We stand there for a minute, facing the water. Sean’s hands are in the pockets of his jeans; his short, untidy dark hair flickers in the wind. He is tall and lean, with his shirt rolled up past his elbows and green eyes the exact color of the marbles I had to play with when I was little. I look down at the skin on his forearms, lightly tanned from PE and after-school soccer with his friends. He has a scar below his left elbow. I wonder how he got it. I wonder why he cares more about an echo and her tattoo than his human girlfriend’s birthday.
“I hate those words sometimes,” I mutter under my breath.
He doesn’t ask me which words I mean. I think he knows. Sean always knows. He can see what move I’m planning to make in chess and counters before I can do it. He always knows who the killer is in a detective story. I think he could make a career out of detecting, but he wants to write plays for theater. Maybe he could be a Shakespeare instead of a Sherlock. He could be anything. Anything he wants to be.
“We’d better go back inside,” I say, trying to shake off visions of Sean growing up and Lucy kissing him when he gets home
, their kids running up to hug him—
He watches me turn away, eyes narrow. “What’s the matter?”
“Nothing,” I say with painstaking cheer.
He doesn’t push it. He follows me back up to the cottage, and possibly to distract me, he kicks off one of our lessons: grilling me about social groups and stereotypes and etiquette. What is a goth? What is “emo” short for, and what kind of music would I classify as emo? I need to give him examples. What words might an average teenager’s parents disapprove of hearing from their child? And would these parents frown upon similar words in Amarra’s India and Sean’s England alike, given that they both come from English-speaking families, go to English-speaking schools, and live in towns or cities that are largely if not entirely English-speaking and are subjected to similar TV shows, movies, news, sports, and music?
I get all the answers right.
“Well done, you!” he says, in an exaggeratedly hearty tone of voice. “You can have a cookie for being so good!”

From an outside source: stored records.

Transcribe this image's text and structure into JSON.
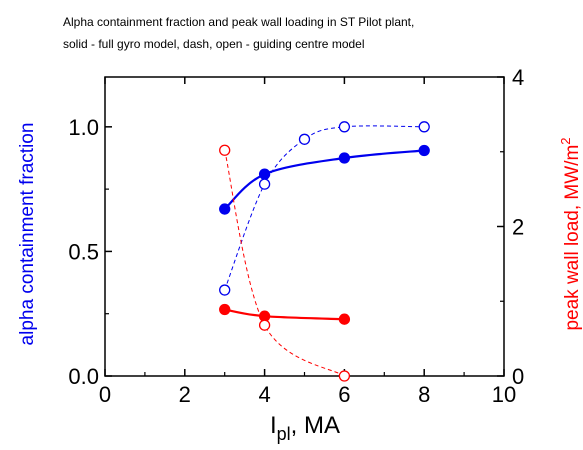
{
  "chart_data": {
    "type": "scatter",
    "title": "Alpha containment fraction and peak wall loading in ST Pilot plant,",
    "subtitle": "solid - full gyro model, dash, open - guiding centre model",
    "xlabel": "I",
    "xlabel_sub": "pl",
    "xlabel_unit": ", MA",
    "ylabel_left": "alpha containment fraction",
    "ylabel_right": "peak wall load, MW/m",
    "ylabel_right_sup": "2",
    "xlim": [
      0,
      10
    ],
    "ylim_left": [
      0,
      1.2
    ],
    "ylim_right": [
      0,
      4
    ],
    "x_ticks": [
      "0",
      "2",
      "4",
      "6",
      "8",
      "10"
    ],
    "y_ticks_left": [
      "0.0",
      "0.5",
      "1.0"
    ],
    "y_ticks_right": [
      "0",
      "2",
      "4"
    ],
    "grid": false,
    "legend": "none",
    "colors": {
      "blue": "#0000ee",
      "red": "#ff0000"
    },
    "series": [
      {
        "axis": "left",
        "color": "#0000ee",
        "marker": "filled-circle",
        "line": "solid",
        "x": [
          3,
          4,
          6,
          8
        ],
        "y": [
          0.67,
          0.81,
          0.875,
          0.905
        ]
      },
      {
        "axis": "left",
        "color": "#0000ee",
        "marker": "open-circle",
        "line": "dashed",
        "x": [
          3,
          4,
          5,
          6,
          8
        ],
        "y": [
          0.345,
          0.77,
          0.95,
          1.0,
          1.0
        ]
      },
      {
        "axis": "right",
        "color": "#ff0000",
        "marker": "filled-circle",
        "line": "solid",
        "x": [
          3,
          4,
          6
        ],
        "y": [
          0.89,
          0.8,
          0.76
        ]
      },
      {
        "axis": "right",
        "color": "#ff0000",
        "marker": "open-circle",
        "line": "dashed",
        "x": [
          3,
          4,
          6
        ],
        "y": [
          3.02,
          0.68,
          0.0
        ]
      }
    ]
  }
}
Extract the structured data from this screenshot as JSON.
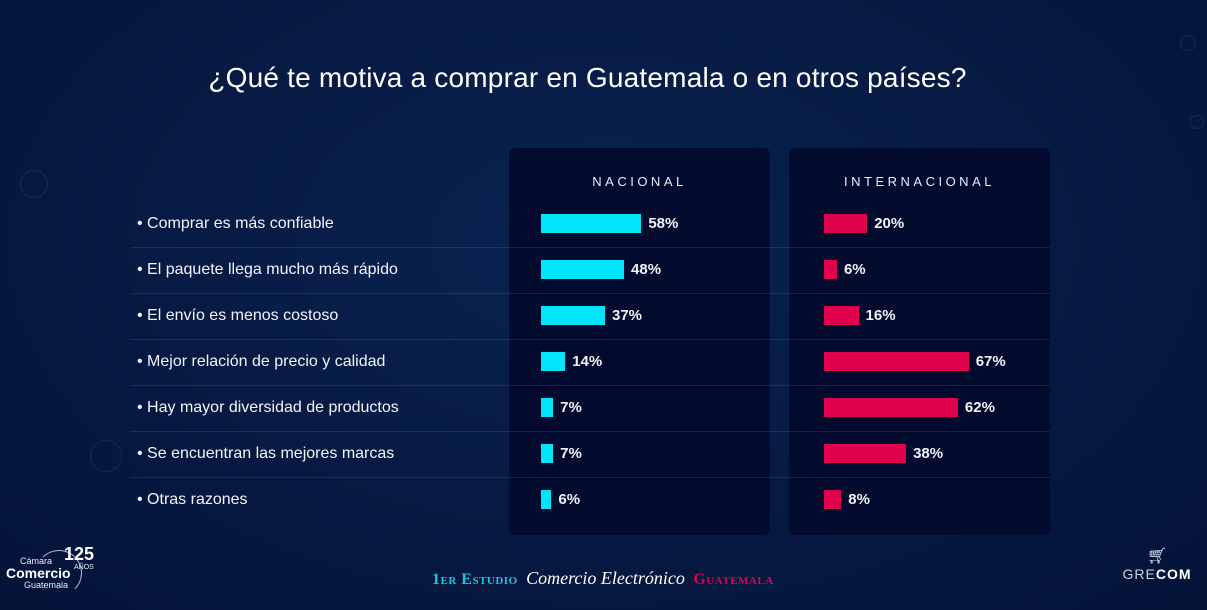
{
  "title": "¿Qué te motiva a comprar en Guatemala o en otros países?",
  "chart_data": {
    "type": "bar",
    "orientation": "horizontal",
    "title": "¿Qué te motiva a comprar en Guatemala o en otros países?",
    "categories": [
      "Comprar es más confiable",
      "El paquete llega mucho más rápido",
      "El envío es menos costoso",
      "Mejor relación de precio y calidad",
      "Hay mayor diversidad de productos",
      "Se encuentran las mejores marcas",
      "Otras razones"
    ],
    "series": [
      {
        "name": "NACIONAL",
        "color": "#00e5fb",
        "values": [
          58,
          48,
          37,
          14,
          7,
          7,
          6
        ],
        "labels": [
          "58%",
          "48%",
          "37%",
          "14%",
          "7%",
          "7%",
          "6%"
        ]
      },
      {
        "name": "INTERNACIONAL",
        "color": "#e0004d",
        "values": [
          20,
          6,
          16,
          67,
          62,
          38,
          8
        ],
        "labels": [
          "20%",
          "6%",
          "16%",
          "67%",
          "62%",
          "38%",
          "8%"
        ]
      }
    ],
    "unit": "%",
    "xlabel": "",
    "ylabel": "",
    "grid": false
  },
  "footer": {
    "part1": "1er Estudio",
    "part2": "Comercio Electrónico",
    "part3": "Guatemala"
  },
  "logo_left": {
    "line1": "Cámara",
    "line2": "Comercio",
    "line3": "Guatemala",
    "years": "125",
    "years_label": "AÑOS"
  },
  "logo_right": {
    "text_light": "GRE",
    "text_bold": "COM"
  }
}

I throw a dishcloth at him.
Sean goes to help Mina Ma with dinner. I’d help too, but I have to finish reading Wuthering Heights and email Erik an essay on whether Nelly Dean is a reliable narrator. I love Wuthering Heights, one of the few things I share with Amarra, so this assignment has been far more fun for both of us than the one on Romeo and Juliet. While Sean and Mina Ma mash potatoes and fry sausages, I sit at the kitchen table with the book and my notepad.
“Nelly”—I read my words out loud, scribbling my introduction—“obviously hates Cathy and Heathcliff, so her judgment is far from objective. Quite frankly, she’s also a bitch.”
Mina Ma and Sean burst out laughing. Mina Ma hastily stops herself and shouts at me for my language.
I’m halfway through the essay when Mina Ma goes out of the kitchen to take the washing off the line and Sean sits down at the table across from me.